In one of these, the situation of a group with a parent company and a sub-holding company both resident in France and three operating companies resident in Italy was examined.
The operation analyzed consisted of the merger in France of the sub-holding company into the parent company, following which the parent company became the direct owner of the shareholdings in the three Italian operating companies.
The merger in question cannot be considered a neutral intra-EU merger as this regime requires the operation to be carried out between two parties resident in different EU countries, whereas in our case the operation took place between two companies both resident in France.
The Tax Authorities have concluded that this operation is not abusive and can be considered neutral according to the domestic tax legislation as the following conditions are simultaneously met:
- the transaction qualifies as a merger within the meaning of the Italian Civil Code;
- the parties involved have a legal form comparable to that provided for companies under the Italian law;
- the operation produces effects in Italy on the tax position of at least one of the parties involved.

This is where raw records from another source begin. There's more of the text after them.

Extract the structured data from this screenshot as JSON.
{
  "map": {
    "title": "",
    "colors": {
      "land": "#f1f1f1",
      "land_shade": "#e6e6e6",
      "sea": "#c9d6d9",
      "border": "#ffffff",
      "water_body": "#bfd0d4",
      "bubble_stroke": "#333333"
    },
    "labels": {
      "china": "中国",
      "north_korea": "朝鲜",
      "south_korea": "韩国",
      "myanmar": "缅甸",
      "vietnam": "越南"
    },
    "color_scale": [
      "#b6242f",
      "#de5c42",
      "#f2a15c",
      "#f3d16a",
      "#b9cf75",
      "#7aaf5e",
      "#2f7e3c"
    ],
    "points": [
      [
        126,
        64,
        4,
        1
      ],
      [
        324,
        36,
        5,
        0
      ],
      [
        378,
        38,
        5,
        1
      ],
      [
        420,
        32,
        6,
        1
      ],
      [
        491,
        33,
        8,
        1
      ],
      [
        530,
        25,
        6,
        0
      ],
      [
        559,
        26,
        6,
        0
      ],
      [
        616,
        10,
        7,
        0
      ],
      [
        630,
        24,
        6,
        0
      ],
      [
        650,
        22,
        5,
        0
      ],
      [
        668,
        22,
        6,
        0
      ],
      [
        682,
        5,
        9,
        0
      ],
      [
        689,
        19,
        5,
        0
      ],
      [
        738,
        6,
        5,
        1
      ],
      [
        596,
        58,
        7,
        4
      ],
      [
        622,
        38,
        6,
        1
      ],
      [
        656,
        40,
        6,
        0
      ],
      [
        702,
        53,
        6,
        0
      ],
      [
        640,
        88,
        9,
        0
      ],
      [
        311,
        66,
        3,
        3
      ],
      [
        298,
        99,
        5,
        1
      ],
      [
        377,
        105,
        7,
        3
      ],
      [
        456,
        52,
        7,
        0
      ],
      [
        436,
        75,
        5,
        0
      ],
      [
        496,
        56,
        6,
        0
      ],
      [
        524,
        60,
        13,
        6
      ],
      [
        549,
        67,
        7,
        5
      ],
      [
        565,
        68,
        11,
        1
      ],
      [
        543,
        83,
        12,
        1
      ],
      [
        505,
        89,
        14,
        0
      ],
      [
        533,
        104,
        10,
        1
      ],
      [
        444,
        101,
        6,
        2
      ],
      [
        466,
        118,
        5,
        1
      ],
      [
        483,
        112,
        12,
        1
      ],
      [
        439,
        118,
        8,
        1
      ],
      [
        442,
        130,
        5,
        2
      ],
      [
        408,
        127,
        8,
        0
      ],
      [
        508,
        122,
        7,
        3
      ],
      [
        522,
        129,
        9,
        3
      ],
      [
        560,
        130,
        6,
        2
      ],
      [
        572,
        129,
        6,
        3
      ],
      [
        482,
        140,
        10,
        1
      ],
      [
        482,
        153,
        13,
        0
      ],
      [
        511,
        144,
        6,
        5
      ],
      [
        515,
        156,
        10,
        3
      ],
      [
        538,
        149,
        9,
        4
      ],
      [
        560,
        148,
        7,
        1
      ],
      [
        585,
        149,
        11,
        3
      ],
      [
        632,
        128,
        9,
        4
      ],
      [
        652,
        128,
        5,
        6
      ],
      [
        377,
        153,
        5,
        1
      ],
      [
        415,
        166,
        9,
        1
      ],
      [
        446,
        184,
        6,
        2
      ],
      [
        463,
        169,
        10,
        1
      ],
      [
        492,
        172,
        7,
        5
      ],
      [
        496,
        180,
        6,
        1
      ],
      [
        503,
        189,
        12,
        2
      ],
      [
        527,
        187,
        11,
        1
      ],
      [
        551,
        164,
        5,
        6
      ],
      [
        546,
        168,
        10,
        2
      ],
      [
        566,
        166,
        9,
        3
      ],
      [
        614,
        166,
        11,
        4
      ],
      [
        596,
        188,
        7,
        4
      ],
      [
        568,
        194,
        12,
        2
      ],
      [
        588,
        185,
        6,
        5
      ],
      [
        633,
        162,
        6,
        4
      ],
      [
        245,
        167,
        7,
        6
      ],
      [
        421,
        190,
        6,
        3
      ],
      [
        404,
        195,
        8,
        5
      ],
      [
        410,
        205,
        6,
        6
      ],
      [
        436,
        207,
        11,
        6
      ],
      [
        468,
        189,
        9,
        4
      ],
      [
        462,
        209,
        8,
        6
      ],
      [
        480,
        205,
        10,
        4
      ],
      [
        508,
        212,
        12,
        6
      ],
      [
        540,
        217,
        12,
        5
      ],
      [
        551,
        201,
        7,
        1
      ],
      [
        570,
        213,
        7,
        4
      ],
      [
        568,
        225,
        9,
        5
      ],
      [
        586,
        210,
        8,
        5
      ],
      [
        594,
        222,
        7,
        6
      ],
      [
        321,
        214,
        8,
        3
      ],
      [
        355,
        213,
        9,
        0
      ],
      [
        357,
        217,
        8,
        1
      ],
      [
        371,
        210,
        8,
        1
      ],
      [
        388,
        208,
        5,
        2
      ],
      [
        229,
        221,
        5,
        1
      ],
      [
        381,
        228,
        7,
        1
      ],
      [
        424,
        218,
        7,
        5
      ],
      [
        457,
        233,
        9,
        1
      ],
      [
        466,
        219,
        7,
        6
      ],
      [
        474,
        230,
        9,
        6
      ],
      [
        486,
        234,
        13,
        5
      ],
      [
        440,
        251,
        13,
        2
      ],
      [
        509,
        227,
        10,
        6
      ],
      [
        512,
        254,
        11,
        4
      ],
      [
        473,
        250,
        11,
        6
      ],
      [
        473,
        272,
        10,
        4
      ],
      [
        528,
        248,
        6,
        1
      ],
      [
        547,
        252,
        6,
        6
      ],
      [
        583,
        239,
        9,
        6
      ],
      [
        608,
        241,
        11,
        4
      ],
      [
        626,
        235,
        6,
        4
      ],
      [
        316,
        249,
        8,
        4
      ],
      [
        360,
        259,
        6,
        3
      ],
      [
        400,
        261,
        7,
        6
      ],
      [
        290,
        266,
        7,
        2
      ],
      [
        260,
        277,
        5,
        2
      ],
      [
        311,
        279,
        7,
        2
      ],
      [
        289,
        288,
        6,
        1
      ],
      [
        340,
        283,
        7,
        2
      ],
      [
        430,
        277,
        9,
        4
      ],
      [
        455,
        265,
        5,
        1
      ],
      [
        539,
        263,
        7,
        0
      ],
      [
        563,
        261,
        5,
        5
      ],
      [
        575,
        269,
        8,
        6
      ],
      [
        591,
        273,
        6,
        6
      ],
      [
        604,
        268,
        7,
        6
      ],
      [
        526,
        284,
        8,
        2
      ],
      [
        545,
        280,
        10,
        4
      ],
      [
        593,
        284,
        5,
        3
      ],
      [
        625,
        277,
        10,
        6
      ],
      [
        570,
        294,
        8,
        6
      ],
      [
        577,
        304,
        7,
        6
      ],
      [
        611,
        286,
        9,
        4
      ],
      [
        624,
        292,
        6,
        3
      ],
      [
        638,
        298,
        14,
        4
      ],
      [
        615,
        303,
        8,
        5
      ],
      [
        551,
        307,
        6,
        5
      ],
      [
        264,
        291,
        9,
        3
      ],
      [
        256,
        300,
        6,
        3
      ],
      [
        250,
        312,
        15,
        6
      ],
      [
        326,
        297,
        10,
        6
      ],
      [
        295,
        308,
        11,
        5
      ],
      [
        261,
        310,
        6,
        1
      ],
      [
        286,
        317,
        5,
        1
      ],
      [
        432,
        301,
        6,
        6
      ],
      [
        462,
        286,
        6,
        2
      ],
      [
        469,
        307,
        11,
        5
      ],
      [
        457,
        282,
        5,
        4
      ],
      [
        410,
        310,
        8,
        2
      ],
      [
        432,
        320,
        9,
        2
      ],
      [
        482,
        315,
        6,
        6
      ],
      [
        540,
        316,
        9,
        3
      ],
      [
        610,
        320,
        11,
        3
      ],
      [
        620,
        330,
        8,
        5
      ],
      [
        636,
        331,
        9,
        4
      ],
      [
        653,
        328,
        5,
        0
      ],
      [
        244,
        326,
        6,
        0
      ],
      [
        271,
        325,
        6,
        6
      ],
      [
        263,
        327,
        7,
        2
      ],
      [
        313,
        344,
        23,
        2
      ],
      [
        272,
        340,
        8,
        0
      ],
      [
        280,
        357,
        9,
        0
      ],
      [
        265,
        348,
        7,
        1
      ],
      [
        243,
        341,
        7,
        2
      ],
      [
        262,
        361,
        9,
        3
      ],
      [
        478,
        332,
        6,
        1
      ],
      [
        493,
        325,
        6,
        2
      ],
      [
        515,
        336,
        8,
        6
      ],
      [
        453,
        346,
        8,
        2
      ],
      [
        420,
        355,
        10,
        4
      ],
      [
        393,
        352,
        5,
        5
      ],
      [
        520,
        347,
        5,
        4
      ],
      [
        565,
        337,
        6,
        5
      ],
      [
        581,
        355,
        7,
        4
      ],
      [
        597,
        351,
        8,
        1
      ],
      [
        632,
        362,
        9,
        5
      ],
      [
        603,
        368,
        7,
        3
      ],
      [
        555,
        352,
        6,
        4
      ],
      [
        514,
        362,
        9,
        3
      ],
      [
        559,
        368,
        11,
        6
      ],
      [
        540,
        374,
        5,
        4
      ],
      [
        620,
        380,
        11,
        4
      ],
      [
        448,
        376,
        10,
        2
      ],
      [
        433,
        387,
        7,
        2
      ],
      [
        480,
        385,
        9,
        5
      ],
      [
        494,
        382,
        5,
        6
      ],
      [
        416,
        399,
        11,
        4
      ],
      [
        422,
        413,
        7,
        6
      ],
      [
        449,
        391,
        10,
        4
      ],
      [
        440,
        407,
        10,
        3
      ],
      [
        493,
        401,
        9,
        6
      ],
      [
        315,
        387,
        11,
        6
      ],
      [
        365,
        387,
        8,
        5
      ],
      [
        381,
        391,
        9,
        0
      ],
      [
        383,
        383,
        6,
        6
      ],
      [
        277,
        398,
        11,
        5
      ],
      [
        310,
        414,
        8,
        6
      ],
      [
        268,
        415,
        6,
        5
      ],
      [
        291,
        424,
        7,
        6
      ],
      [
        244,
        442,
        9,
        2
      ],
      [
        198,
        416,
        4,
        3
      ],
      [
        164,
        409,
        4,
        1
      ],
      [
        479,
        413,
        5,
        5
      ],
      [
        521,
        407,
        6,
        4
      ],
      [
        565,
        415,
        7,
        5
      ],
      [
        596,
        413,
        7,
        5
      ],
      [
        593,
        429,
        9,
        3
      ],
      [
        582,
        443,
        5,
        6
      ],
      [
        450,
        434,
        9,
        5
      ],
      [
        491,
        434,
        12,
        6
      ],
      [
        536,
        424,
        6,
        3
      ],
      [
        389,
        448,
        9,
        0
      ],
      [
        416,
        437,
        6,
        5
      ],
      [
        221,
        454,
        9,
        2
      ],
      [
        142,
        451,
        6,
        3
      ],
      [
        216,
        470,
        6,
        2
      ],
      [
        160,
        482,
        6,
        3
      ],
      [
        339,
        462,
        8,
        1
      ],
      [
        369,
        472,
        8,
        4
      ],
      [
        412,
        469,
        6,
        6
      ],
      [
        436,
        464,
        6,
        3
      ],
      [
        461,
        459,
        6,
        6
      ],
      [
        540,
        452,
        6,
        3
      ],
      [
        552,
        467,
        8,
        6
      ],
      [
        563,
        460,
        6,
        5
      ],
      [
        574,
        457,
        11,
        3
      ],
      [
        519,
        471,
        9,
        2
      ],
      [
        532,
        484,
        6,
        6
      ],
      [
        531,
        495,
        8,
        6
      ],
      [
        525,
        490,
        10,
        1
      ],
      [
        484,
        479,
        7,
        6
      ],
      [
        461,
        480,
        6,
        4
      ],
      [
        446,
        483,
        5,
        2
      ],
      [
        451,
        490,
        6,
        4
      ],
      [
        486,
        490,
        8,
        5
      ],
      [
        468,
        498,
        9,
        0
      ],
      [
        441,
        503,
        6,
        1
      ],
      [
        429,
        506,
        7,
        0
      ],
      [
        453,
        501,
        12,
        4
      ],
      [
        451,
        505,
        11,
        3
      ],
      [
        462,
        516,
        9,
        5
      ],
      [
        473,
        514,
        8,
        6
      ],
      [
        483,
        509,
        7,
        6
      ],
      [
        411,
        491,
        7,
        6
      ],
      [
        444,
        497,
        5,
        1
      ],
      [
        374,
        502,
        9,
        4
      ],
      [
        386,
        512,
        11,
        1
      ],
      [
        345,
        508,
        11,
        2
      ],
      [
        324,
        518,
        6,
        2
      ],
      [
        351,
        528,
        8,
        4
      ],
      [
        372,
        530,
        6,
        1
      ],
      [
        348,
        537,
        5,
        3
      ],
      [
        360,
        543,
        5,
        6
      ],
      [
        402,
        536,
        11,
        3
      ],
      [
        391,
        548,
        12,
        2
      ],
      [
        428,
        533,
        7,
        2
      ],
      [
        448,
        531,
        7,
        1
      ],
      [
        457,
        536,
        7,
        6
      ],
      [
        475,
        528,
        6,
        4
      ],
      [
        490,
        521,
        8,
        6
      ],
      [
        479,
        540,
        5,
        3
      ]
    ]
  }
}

As far as the condition that the operation produces effects in Italy on the position of at least one of the parties involved is concerned, it has been held to exist since, with the merger of the sub-holding company into the parent company, a transfer of three shareholdings is carried out which, if not carried out in a neutral manner, would also be subject to taxation in Italy by virtue of article 8 of the Protocol to the Italy-France Convention which assigns to the State of residence of the transferred company (Italy) the power to tax capital gains for shareholdings exceeding 25%.